Originally Posted By: shellshockedga
"your wife knew you were still longing for her so you pumped up her ego and at the same time she felt bad for you, thinking in her head "he's a good guy, I just don't feel like that about him anymore because of alot of things"

Rob, this is spot on. In fact she may have even said this last night. You can pull out the 1 x 2's, just not too hard.


I already told you what to do, never mind 1x2's, 2x4's, 2x6's or 2x10's, I'm going to hit with a F!@#$%'ing log pretty soon.

Fear of loss.

I'm not telling you to sleep with any women or get romantically involved but you do have to start putting on your poker face and playing the "game".

Go on dates, start dressing well, no more pursuing, start calling condo's & apartments & leaving your name & number so they can call you back, she will no doubt intercept some phone calls that are meant for you & start taking messages. You will no longer bring up the conversation of the relationship or marriage, you will be civil to her but keep it to a limited friendship, nothing over the top, treat her like an acquaintance.

Unless you show you are moving on, unless you show her that she isn't the only woman for you, she will take your presence in her life for granted.

She is no longer attracted to you and you have to generate that attraction again. Attraction on her part isn't a choice but the things you do at your end to flick those switches in her to re-generate that attraction are your choice.

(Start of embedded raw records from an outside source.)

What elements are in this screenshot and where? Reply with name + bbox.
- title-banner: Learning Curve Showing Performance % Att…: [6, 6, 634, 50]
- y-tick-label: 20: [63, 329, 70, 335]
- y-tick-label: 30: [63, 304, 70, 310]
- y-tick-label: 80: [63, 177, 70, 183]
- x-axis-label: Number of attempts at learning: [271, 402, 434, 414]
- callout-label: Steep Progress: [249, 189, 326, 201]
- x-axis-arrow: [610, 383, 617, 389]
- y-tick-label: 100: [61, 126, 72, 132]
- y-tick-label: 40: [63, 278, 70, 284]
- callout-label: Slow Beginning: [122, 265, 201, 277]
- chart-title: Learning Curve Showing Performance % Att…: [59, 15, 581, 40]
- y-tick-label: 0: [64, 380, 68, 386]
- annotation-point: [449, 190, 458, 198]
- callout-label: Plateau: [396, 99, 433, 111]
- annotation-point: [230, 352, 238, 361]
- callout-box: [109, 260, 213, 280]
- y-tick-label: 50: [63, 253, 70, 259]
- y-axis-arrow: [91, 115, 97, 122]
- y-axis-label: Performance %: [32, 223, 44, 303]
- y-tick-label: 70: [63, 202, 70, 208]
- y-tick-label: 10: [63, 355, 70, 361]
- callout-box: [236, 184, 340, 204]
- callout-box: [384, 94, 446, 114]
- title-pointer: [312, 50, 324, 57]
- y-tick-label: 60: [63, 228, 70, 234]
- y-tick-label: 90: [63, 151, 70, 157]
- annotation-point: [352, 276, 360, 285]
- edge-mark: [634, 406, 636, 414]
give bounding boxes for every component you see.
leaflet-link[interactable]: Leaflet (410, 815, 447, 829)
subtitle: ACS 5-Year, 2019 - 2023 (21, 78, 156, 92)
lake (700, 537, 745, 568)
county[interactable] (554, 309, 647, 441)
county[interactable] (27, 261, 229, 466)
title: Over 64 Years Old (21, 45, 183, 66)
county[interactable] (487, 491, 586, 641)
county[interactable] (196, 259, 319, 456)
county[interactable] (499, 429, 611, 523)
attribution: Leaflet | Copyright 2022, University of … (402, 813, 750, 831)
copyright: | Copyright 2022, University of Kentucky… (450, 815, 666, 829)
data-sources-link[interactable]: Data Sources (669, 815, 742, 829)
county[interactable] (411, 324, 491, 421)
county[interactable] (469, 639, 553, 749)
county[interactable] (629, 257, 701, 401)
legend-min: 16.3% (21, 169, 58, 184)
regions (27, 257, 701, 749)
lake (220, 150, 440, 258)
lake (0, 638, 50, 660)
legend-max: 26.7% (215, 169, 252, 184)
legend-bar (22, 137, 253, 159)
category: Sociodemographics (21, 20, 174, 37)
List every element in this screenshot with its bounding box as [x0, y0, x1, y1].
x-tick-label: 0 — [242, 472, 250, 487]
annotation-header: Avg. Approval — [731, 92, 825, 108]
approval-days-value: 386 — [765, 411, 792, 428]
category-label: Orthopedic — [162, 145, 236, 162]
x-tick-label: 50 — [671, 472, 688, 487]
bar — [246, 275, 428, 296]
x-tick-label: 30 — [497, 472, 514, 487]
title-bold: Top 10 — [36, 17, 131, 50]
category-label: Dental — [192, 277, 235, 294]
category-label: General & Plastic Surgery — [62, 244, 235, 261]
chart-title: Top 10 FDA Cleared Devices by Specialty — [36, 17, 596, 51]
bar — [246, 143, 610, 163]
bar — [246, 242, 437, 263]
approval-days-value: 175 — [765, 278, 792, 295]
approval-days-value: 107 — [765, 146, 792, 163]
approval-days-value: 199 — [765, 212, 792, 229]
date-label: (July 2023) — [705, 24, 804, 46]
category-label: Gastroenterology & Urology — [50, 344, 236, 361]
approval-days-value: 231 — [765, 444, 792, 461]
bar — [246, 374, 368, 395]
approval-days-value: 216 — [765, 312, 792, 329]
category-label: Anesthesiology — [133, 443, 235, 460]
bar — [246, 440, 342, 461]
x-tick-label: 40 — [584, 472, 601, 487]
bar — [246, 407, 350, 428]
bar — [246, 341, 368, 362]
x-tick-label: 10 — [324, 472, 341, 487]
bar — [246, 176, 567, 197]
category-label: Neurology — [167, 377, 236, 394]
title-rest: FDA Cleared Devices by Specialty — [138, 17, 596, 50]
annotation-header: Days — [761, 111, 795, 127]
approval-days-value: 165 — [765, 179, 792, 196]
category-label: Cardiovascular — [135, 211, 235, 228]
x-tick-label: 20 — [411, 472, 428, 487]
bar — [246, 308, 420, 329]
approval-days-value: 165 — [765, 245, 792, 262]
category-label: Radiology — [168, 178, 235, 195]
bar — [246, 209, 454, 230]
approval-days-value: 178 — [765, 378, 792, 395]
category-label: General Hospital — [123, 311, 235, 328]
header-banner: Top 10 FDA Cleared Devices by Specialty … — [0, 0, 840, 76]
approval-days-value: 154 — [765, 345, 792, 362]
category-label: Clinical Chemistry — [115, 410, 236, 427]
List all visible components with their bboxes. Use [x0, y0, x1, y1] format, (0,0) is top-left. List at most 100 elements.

And like i've only said a bazillion times on this site, it's counter-intuitive, it's the opposite of what you think it would be.

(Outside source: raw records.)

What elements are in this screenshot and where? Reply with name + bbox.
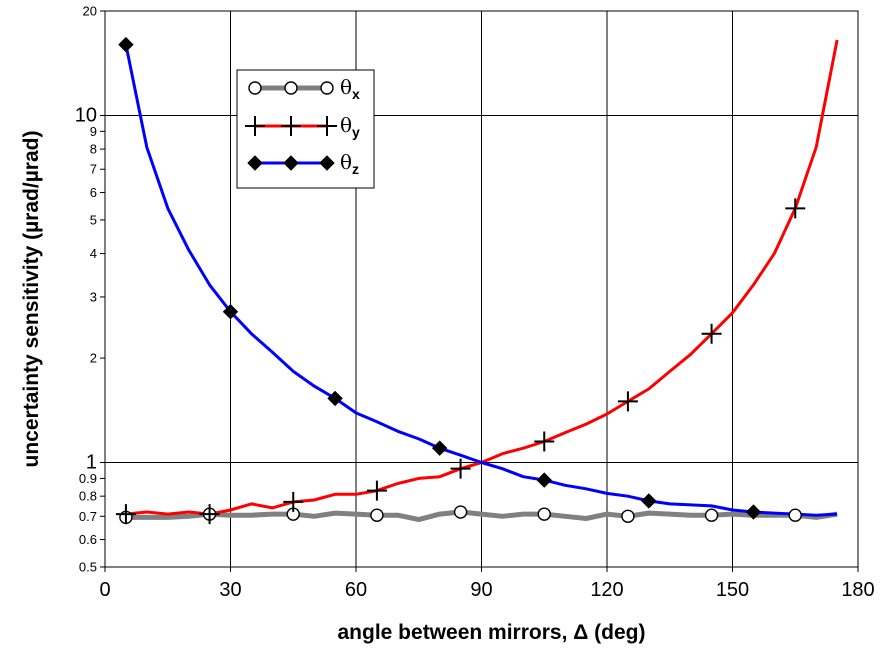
y-tick-labels: 0.5 0.6 0.7 0.8 0.9 2 3 4 5 6 7 8 9 20 1 10 [75,4,105,575]
legend-marker-y [317,116,337,136]
y-tick-label: 3 [90,289,97,304]
y-axis-title: uncertainty sensitivity (µrad/µrad) [20,131,43,468]
x-axis-title: angle between mirrors, Δ (deg) [338,621,646,644]
y-tick-label: 0.7 [79,509,97,524]
y-tick-label: 0.6 [79,532,97,547]
legend-marker-y [245,116,265,136]
y-tick-label: 9 [90,124,97,139]
data-point-y [617,391,638,412]
y-tick-label: 6 [90,185,97,200]
grid [105,11,858,567]
legend-marker-z [319,155,335,171]
data-point-y [785,198,806,219]
data-point-y [701,323,722,344]
x-tick-label: 30 [219,579,241,601]
data-point-z [536,472,552,488]
data-point-y [450,458,471,479]
y-tick-label: 8 [90,142,97,157]
y-tick-label: 0.8 [79,489,97,504]
legend-marker-z [283,155,299,171]
y-tick-label: 0.5 [79,560,97,575]
data-point-z [431,440,448,456]
data-point-x [704,508,719,522]
legend-marker-z [247,155,263,171]
data-point-x [537,507,551,521]
x-tick-label: 90 [470,579,492,601]
legend-marker-y [281,116,301,136]
data-point-y [115,504,136,525]
y-tick-label: 7 [90,162,97,177]
data-point-y [534,431,555,452]
y-tick-label: 2 [90,351,97,366]
x-tick-labels: 0 30 60 90 120 150 180 [99,567,875,601]
y-tick-label: 4 [90,246,97,261]
x-tick-label: 60 [345,579,367,601]
x-tick-label: 150 [716,579,749,601]
legend-marker-x [284,81,298,95]
data-point-x [788,508,802,522]
data-point-y [283,491,304,512]
data-point-y [366,480,387,501]
y-tick-label: 20 [83,4,97,19]
data-point-z [327,390,343,407]
y-tick-label: 10 [75,104,97,126]
series-lines [124,39,839,523]
series-line-x [125,509,838,523]
data-point-x [370,508,384,522]
legend-label-x: θx [340,75,360,102]
series-markers [115,36,806,525]
y-tick-label: 0.9 [79,471,97,486]
data-point-z [222,304,239,320]
data-point-x [621,509,635,523]
series-line-z [124,44,838,517]
y-tick-label: 5 [90,212,97,227]
data-point-x [453,505,468,519]
data-point-y [199,504,220,525]
legend-label-y: θy [340,113,360,140]
legend-marker-x [248,81,262,95]
data-point-z [745,504,762,520]
legend: θx θy θz [236,69,375,189]
y-tick-label: 1 [86,452,97,474]
x-tick-label: 180 [841,579,874,601]
legend-label-z: θz [340,150,359,177]
x-tick-label: 120 [590,579,623,601]
legend-marker-x [320,81,334,95]
data-point-z [641,493,657,509]
x-tick-label: 0 [99,579,110,601]
data-point-z [118,36,134,53]
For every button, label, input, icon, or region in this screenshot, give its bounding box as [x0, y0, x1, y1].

You can stand there like a rock and scream from the mountain top that you're going to stand for your marriage and for what's right but that isn't going to get her attracted to you.

Fear of loss, crisis - these are things that prompt people to move to action, to change, to do something so that they don't lose what they have or better yet, get something they don't have.

She has you, you're conquered, she could have you back at any time and she knows it.

You said it yourself, "Rob this is spot on", umm yeah, you're not the first thread I've responded to on this and I went through the same thing myself and I was like you once, I couldn't ever believe that I could do that, date other women, get a REAL life instead of the fake GAL'ing that most people do around her, I changed and became someone I never knew I could be, I became better, I became a person that didn't need my wife and in doing so she realized this and started pursuing me - and I never believed that would ever happen.

What's happening to you isn't fair, but life isn't fair.
You want to be equal, go to McDonald's, they'll give you the same big mac, fries & diet coke that they give everyone.

If you want better for yourself, you have to man up and make it happen, nobody is going to give you anything and if you can get that concept into your brain, you know that action on your part requires massive changes and a mindset shift that you currently can't comprehend.

It's not that any of this is impossible, you are totally capable of the changes required, the only thing holding you back is the fact that you have to choose to want to do this for you.

So when are you going to choose to have the life you want to have and when are you going to stop complaining & feeling bad for yourself about the life you currently have?